In 2,000 years, will someone look at the symbolism surrounding Pope John Paul II’s death and say it was embellished? CNS photo

Biblical events, symbols and fact

By 
  • May 28, 2015

One of the joys of the Easter season, just concluded, is the ample readings from the Gospel of John. Indeed in the final days of the Easter season, as Pentecost approaches, the Church gives us at Holy Mass the last verses of John, culminating with the summary of the Christian life given to Peter by Jesus: “Follow me!”

All the Gospels, especially John, include various details rich in symbolism. This poses a challenge for biblical interpretation, which often treats such events as creative flourishes by the biblical author to illuminate a particular point. An extreme form of this approach denies even dogmas of the faith; Jesus was not virginally conceived, but rather the story speaks of His unique relationship with the Father. More commonly, it denies the historical accuracy of major miracles of Jesus; the multiplication of the loaves and fish did not actually take place, but was invented by the author to show that Jesus persuaded people to share their goods, or some such. In milder form, it might argue that the birth of Jesus did not actually take place during the first universal census, but the Gospels make a spiritual point, namely that when it came time for the whole human race to be counted, Jesus Christ was present.

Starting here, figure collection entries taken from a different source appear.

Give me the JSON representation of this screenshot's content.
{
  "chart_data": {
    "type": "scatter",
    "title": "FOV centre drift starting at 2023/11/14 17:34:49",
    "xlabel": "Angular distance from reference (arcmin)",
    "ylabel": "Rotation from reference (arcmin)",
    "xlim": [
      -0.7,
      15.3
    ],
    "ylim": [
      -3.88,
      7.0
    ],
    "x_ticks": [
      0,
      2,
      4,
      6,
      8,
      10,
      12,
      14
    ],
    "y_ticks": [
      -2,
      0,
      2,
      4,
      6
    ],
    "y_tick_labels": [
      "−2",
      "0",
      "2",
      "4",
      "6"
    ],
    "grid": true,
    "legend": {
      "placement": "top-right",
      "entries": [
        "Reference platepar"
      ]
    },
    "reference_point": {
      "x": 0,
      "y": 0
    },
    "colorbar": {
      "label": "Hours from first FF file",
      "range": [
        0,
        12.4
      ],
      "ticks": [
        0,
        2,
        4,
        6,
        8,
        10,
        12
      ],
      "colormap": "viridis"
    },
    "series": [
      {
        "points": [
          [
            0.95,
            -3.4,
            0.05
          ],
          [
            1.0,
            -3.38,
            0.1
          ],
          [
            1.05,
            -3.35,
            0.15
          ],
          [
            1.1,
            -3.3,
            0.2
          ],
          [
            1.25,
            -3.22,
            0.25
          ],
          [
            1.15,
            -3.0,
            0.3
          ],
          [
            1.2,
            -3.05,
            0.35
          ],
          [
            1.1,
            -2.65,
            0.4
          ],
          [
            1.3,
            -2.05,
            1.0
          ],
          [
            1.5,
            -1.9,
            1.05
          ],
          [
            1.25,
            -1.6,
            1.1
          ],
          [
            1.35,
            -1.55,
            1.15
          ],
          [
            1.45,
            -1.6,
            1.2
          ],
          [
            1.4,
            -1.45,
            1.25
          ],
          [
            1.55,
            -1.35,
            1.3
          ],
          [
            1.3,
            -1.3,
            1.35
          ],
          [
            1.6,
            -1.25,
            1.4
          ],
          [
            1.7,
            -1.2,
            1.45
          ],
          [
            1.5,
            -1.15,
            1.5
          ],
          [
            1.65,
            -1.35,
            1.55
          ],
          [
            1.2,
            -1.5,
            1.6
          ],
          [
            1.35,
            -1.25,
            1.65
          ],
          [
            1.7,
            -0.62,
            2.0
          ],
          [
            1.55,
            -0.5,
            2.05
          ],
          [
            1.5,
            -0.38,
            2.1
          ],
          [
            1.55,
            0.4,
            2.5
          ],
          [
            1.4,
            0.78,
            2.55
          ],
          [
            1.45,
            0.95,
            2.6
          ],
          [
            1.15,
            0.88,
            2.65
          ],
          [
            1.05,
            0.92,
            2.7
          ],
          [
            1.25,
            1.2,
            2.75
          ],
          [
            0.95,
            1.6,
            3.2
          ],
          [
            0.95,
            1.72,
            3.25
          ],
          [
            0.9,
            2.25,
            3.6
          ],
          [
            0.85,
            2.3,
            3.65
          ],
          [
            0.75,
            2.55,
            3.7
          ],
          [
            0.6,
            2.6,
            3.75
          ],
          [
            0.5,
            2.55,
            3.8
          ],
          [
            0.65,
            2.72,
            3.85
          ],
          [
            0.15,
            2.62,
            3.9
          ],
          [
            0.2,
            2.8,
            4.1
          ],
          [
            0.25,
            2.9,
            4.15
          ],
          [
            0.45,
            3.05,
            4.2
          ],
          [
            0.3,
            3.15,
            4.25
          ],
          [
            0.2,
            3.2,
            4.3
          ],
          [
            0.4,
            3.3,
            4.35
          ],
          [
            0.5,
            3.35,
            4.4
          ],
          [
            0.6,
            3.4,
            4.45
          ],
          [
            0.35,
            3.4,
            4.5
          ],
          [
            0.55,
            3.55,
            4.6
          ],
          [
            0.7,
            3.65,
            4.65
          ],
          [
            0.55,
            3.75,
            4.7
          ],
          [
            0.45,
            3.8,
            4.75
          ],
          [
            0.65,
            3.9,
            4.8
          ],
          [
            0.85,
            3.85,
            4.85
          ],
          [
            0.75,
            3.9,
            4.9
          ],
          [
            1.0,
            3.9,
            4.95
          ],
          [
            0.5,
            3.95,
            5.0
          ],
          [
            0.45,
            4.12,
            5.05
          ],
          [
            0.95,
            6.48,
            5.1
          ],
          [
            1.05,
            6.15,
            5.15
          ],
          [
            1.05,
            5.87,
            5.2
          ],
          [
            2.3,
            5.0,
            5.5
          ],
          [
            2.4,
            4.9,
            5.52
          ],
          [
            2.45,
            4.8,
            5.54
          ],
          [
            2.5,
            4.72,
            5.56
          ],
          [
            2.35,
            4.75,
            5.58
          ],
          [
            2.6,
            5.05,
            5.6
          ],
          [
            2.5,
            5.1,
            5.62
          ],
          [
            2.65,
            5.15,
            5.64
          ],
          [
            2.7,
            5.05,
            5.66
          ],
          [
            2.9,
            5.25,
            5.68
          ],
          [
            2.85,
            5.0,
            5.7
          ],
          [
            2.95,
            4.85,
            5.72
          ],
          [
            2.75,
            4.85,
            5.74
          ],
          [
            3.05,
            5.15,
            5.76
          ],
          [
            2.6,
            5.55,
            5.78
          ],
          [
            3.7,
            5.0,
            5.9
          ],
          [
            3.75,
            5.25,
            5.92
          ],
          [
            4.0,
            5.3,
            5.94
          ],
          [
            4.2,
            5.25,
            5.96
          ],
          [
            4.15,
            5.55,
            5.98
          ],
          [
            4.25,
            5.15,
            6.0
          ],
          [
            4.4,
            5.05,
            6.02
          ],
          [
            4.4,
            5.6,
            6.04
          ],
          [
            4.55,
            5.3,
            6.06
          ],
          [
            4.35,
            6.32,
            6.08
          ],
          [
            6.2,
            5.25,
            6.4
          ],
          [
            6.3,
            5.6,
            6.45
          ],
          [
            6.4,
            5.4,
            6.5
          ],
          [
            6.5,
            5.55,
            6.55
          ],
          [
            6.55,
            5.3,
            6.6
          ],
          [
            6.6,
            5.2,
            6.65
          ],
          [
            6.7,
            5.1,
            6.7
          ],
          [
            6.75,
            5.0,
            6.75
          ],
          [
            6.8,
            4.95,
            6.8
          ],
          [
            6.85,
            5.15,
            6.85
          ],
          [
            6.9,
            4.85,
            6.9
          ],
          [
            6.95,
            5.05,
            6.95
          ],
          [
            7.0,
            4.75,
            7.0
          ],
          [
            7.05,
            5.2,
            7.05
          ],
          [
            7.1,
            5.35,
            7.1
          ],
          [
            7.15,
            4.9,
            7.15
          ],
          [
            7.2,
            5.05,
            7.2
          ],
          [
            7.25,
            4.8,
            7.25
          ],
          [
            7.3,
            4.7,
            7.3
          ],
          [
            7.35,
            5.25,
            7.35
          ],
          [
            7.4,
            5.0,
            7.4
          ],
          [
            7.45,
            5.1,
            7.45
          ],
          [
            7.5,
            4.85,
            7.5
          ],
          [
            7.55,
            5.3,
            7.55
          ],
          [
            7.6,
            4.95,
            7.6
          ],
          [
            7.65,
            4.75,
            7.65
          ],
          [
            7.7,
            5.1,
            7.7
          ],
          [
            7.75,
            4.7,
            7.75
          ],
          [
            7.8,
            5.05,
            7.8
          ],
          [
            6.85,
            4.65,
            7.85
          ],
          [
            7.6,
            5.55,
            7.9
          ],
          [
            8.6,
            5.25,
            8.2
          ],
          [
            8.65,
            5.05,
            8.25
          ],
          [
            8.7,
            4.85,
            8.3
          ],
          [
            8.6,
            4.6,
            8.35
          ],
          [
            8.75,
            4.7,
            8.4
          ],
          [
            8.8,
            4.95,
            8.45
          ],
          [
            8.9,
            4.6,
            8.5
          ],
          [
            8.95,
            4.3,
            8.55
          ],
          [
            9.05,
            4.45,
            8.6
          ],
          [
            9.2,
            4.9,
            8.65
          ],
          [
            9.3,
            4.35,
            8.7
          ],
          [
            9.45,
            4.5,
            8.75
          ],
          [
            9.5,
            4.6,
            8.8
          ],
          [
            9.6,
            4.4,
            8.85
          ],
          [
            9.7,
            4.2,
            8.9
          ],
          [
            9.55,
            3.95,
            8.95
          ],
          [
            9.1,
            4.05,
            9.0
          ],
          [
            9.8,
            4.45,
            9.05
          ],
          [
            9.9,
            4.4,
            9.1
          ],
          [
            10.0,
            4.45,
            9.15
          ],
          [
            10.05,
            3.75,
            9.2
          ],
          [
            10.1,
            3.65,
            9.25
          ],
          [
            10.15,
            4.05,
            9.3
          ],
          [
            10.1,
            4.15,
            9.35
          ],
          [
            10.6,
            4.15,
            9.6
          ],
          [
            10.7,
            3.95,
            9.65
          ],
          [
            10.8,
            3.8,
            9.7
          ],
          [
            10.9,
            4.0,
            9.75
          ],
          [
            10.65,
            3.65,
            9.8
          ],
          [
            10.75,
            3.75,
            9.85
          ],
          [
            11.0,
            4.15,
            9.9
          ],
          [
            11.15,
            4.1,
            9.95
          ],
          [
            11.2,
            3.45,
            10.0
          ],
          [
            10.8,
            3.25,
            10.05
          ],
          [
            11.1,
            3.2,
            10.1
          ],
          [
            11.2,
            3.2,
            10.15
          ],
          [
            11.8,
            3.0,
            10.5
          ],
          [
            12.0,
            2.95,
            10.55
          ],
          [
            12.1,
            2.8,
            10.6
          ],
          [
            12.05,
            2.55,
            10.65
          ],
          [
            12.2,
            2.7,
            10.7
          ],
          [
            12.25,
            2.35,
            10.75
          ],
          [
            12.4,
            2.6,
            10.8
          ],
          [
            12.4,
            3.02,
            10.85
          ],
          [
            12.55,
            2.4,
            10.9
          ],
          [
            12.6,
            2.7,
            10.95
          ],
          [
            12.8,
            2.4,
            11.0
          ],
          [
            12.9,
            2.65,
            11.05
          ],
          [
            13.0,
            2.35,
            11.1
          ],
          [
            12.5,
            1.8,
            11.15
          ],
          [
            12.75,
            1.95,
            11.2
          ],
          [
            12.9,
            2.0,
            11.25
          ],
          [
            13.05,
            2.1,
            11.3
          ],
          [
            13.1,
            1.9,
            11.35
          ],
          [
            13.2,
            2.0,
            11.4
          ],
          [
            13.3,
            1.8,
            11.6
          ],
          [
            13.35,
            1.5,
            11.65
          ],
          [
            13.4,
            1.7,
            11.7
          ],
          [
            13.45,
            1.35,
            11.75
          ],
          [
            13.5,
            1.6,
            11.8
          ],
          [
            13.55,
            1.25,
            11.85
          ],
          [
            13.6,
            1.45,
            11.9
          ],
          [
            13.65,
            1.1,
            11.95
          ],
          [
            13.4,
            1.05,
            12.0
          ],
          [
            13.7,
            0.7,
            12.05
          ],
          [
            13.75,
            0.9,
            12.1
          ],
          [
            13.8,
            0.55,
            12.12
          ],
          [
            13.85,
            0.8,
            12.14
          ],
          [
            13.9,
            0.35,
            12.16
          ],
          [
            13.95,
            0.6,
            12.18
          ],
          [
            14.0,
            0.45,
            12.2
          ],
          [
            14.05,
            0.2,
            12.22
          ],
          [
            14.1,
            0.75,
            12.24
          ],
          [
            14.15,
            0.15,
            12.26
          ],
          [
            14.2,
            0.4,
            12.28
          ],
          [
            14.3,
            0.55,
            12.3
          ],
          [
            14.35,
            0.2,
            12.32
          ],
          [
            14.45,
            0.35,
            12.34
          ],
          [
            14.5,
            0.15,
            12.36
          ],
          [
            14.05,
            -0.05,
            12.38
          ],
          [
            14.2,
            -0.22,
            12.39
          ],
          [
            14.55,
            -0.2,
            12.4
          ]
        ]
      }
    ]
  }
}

Against this, the Church teaches the historicity of the Gospels and professes that if something seems richly symbolic it is because the divine author of sacred Scripture, the Holy Spirit, arranged it so.

The mother of all such examples is the 153 fish miraculously caught in John 21, passages from which accompany us throughout Easter. Why did John write that there were 153 fish in the net? What does it mean? Why did John insert that there?